Henrik tossed the coal back onto the pile.
"He's going to be better than me someday. Much better." He grinned suddenly—that fierce, challenging expression. "I'm teaching him everything I know. By the time I'm done, he'll be the finest smith in three kingdoms. Maybe more."
Grog looked toward the door where the boy had gone.

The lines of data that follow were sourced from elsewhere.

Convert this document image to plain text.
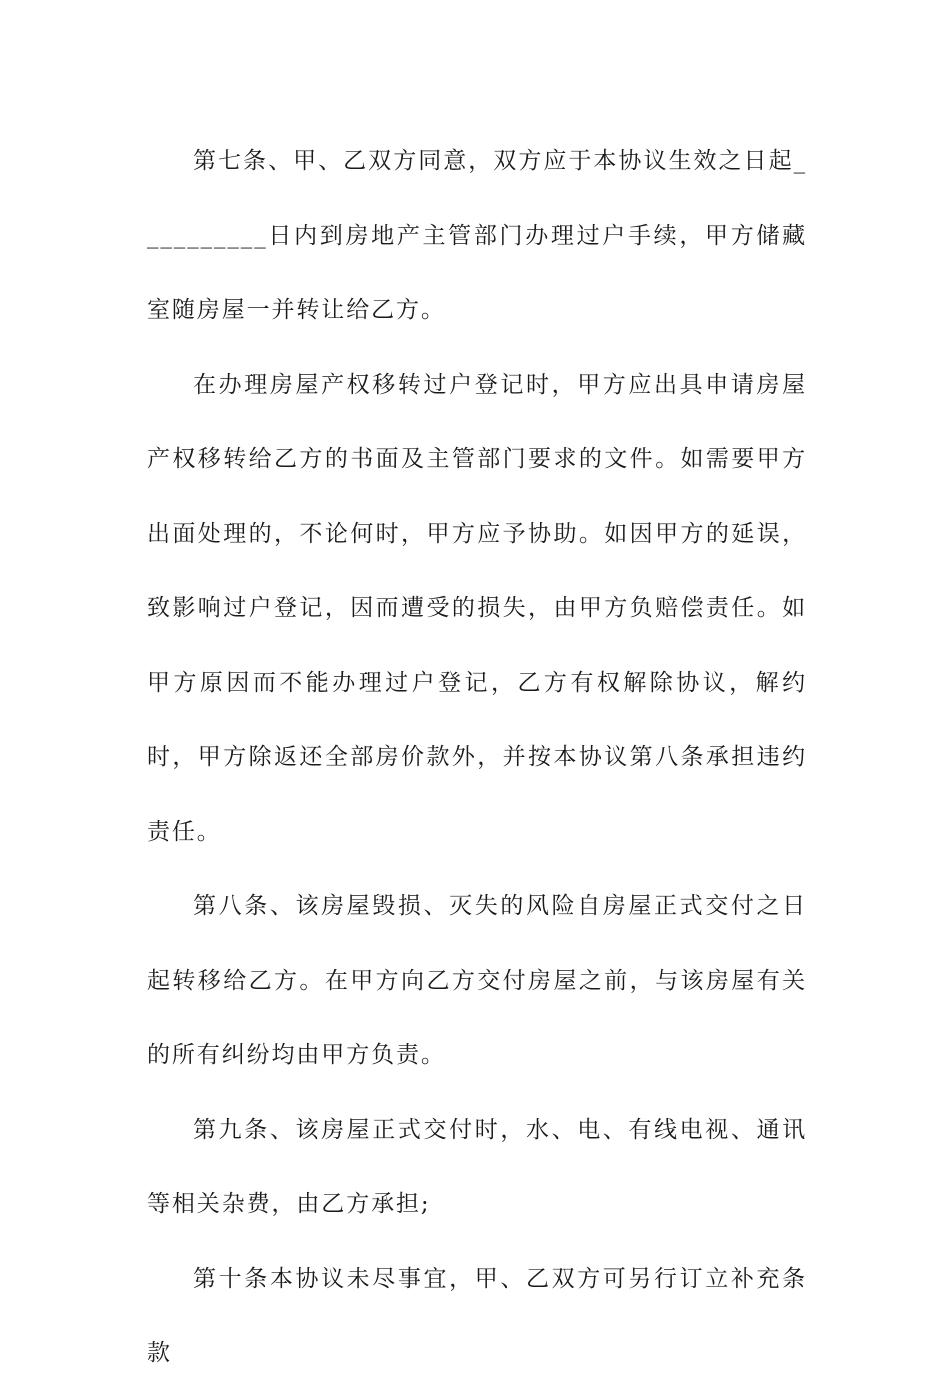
第七条、甲、乙双方同意，双方应于本协议生效之日起__________日内到房地产主管部门办理过户手续，甲方储藏室随房屋一并转让给乙方。

在办理房屋产权移转过户登记时，甲方应出具申请房屋产权移转给乙方的书面及主管部门要求的文件。如需要甲方出面处理的，不论何时，甲方应予协助。如因甲方的延误，致影响过户登记，因而遭受的损失，由甲方负赔偿责任。如甲方原因而不能办理过户登记，乙方有权解除协议，解约时，甲方除返还全部房价款外，并按本协议第八条承担违约责任。

第八条、该房屋毁损、灭失的风险自房屋正式交付之日起转移给乙方。在甲方向乙方交付房屋之前，与该房屋有关的所有纠纷均由甲方负责。

第九条、该房屋正式交付时，水、电、有线电视、通讯等相关杂费，由乙方承担;

第十条本协议未尽事宜，甲、乙双方可另行订立补充条款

"His parents' ring," he said. "What happened to it?"
Henrik shrugged. "Gone. Probably taken by whoever found the bodies. Or maybe it burned. Fire was hot enough." He paused. "Why?"
Grog thought about the rings in his room. About Kevin's order. About all the treasures hidden across the continent.
"Just wondering."
---
An hour later, Ben returned.
He'd eaten—there were crumbs on his shirt—and looked slightly less terrified. His shoulders were straighter. His eyes more focused. He approached the table where the sword fragments waited, picked up his piece, and resumed his gentle tapping.
Henrik went back to his own work. The rhythm of the smithy resumed—two hammers, one confident and powerful, one tentative and learning, finding their own separate beats.
Grog stayed.
Watched.
Thought.
---
By midday, Ben had made real progress.
The fragment was visibly different—curved now, starting to take the shape Henrik had sketched on his diagrams. The edges were thinning. The surface was smoothing. And the metal still glowed faintly when the boy touched it, responding to his patience with something that looked almost like cooperation.
Henrik examined it. Grunted.
"Good. Keep going."
Ben beamed. Just for a moment—a quick flash of pride before his face settled back into serious concentration.
Grog stood.
"I'll return in three days."
Henrik nodded. "Bring more gold. The boy needs to eat. Growing boys eat everything."
Grog reached into his pouch. Pulled out several gold coins. Set them on the workbench.
"For both of you."
Henrik's eyebrows rose. He looked at the coins. At Grog. At the coins again.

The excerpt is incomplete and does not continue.